December 22, 2008 Ration
And behold, you will be silent and unable to speak until the day that these things take place, because you did not believe my words, which will be fulfilled in their time.
Again we see that vice, unbelief.
Gabriel, the angel who stands in the presence of God, speaks this rebuke to Zechariah as he is in the temple of the Lord serving as priest before God. Gabriel was sent by God to bring Zechariah the amazing news that God was giving him a son, even in his old age. Zechariahs prayer was to be answered (1:13)!
Artists, I wonder how much we forfeit due to our unbelief? Zechariah loses his speech, among other losses, for nine months due to his. It seems that our unbelief reveals immediately where our hope is resting. May we learn right now not to add to our troubles by putting lips on our unbelief. We should run it through instead!
Zechariah responds to Gabriel with an account of how old he and his wife are. Did he forget that he already acknowledged his weakness and need for help when he offered up a prayer to God for a child? He was looking to his own resources to accomplish what he was asking of the Lord, and that was his error. If Zechariah, when told by the angel (which should have been an encouragement that a superior power was at work for him) would have listened from faith in the ability of God rather than from despair in the inability of his old frame, it seems that he would not have been rendered speechless. He could have plainly said, Okay.

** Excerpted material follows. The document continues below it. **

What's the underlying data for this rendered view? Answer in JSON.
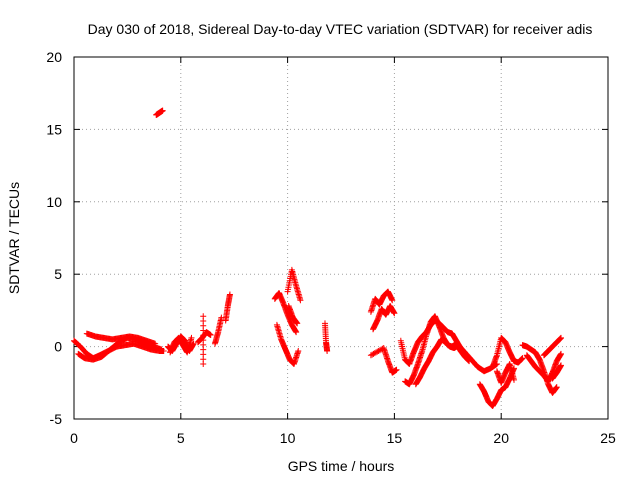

But we are too much like Zechariah to ridicule him, artists. We read the word of God, we pray the word of God, we trust in the word of God, and when the Lord means to fulfill His word in us, we too often let that little mold of unbelief have one more venting. We might respond like this when the Lord answers our prayers: But how am I going to be able to get there? Or, How can I start when I lack the tools? Or, How can I finish when I have not the ability nor the strength?
When these questions are asked from unbelief, they are really expressions of our doubts. But when from belief, from faith, we ask the Lord to see how He will do what He has just said He would do, that is a request to know and enjoy more of the muscle of God! One is an expression of disbelief disguised as a question, while the other is a call from thankfulness for more grace from the Lord (Psalm 116:12-13). The former breeds division, while the latter breeds fellowship.
The last line of this verse is so beautiful: my words will be fulfilled in their time. These words of Gabriel are the words that God sent him with. God will accomplish what He sets out to do, even in spite of our unbelief. So be encouraged then, artists, for the words of God will not fail though we may fail to believe His words.
God, help us to slay our unbelief so that we may enjoy the pleasures You reserve for the ones who are full of faith (John 20:29)!